Technology, today, plays a fundamental role in the restaurant industry. The data collected – not only via mobile phones – inform and reveal how an eatery is doing, how it should improve. But it is vital to know how to read them. What customers eat, how they pay, and how much they pay, how long they wait, what their preferences are, what they leave on the plate, what our food waste is, where they book… Analysing the resulting data can be used to improve customer experience and increase profits for the restaurant.
Jesús Pombo, at the helm of Poncelet – the best-stocked cheese shop in Madrid – foresaw the golden age of artisanal cheeses, and is today its messiah. His temple, next to the shop, is the Poncelet Cheese Bar, a meeting point bringing the public and cheese together.
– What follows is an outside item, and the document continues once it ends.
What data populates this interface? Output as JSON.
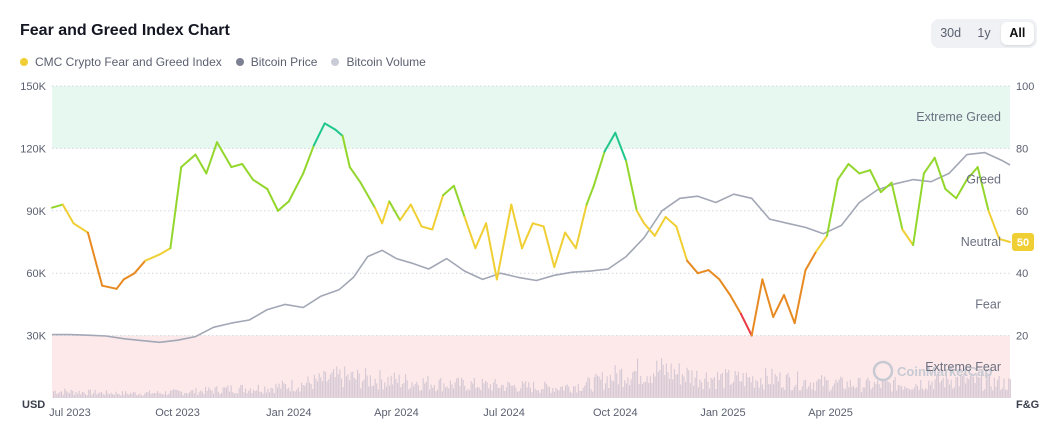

As an economist he understands Big Data and restaurant management to a T, and this year will appear at Madrid Fusión to offer an in-depth look at a topic that ‘allows restaurant owners to make the best decisions and improve customer experience.’ Let’s celebrate the New Year with him.
How can Big Data help restaurant owners?
Big Data must help us to adapt to – and anticipate – our customers’ decisions: to know what they are going to order before they do so (making pricing more effective…); know how many people will be at a given seating (staff efficiency…); which dishes they like (adjust the menu…); etc. When all this information has been gathered, it can be used to improve what you offer; in other words, you can draw on Big Data to make the best decisions and improve customer experience. Day-to-day actions, such as those described above, together with many others, produce an enormous amount of information which, after being treated and analysed, can be transformed into more personalized experiences for customers.
So, the goal is to personalize experiences?
One of the goals of Big Data is to offer each customer a unique experience based on their behaviour and preferences – extrapolated from previous visits to your premises. Another is to adapt it to the changing conditions your restaurant might undergo, such as a daily menu, and to other external factors (seating numbers, the weather, restaurant seating layout, etc).
Explain to us your experience of using this technology.
At Poncelet we have developed an algorithm to predict sales, volume, average bill, seating numbers depending on the season and weather temperature, rain or other kinds of climatic circumstances. Given these conditions, and using association rule learning (a rule-based machine-learning method), we can design the kind, or variety, of dishes that our customers might consume on a particular day, or days, and according to a specific situation. We can thus determine which dishes on the menu will be the most ordered by our customers on a particular day, at a particular time or season, or by a specific customer segment. Using all of this, we can forecast management and optimize purchases and human resources.
Data, and results that are advantageous for both parties.
We thus know which dishes on the menu are better to offer on a certain day, at a particular time or season, and depending on the type of customer. This allows us to achieve a ‘menu mix’ that interests us, creating combinations of dishes that increase sales and profitability.
Other parameters we use.
We have pinpointed, for example, how seating numbers in the restaurant affect the average bill, or how the seating layout can affect table turnover by observing if some tables make more money than others due to their position, or if one specific table affects the table turnover of others around it. We have also studied if a dish, or a type of dish (starter, meat, fish, vegetables, etc.), contributes to a greater or lesser extent to the success of the menu and, therefore, to the success of the restaurant; or if tables or diners who have a promotional discount influence the compositional nature of the dishes they order.
Are restaurants in Spain ready to implement this methodology? How much is it being used in Spain?
Although it really boomed about four or five years ago, Big Data in Spain is still in its early days, and more so in the restaurant industry. People are not yet aware of the huge importance of data. As we say at Poncelet, ‘data’ is just another ingredient.
This data is not only acquired via mobile phones…
No. The information needed to implement Big Data in a restaurant is not just collected from mobile phones. This information can be gathered from many sources.
Is the rise in the delivery sector a consequence of Big Data?
I don’t think it’s because of Big Data, but rather as a consequence of our customers’ needs and today’s lifestyle. Big Data helps us to foresee demand via this channel, regarding both the number and types of dishes, depending on the day it is, events, the weather, etc.
Which country is the pioneer in this methodology?
The United States. As a country, they immediately saw the importance of data. They came up with the first statistics, weather records, the first documented harvests, etc. Data collection and its analysis have been essential elements of social progress. The advances achieved during the 17th and 18th centuries in fields such as calculus, the theory of probability, and in statistics rapidly became indispensable tools for scientists for predicting the movement of stars, or anticipating crime rates, marriages, and suicide rates.
A new year has just begun. What’s in store for us in this context in 2019?
This year will see significant changes in technology such as 5G, Artificial Intelligence, Blockchain, data privacy, and the cloud; all areas where Big Data plays a role. And its use in restaurants will increase.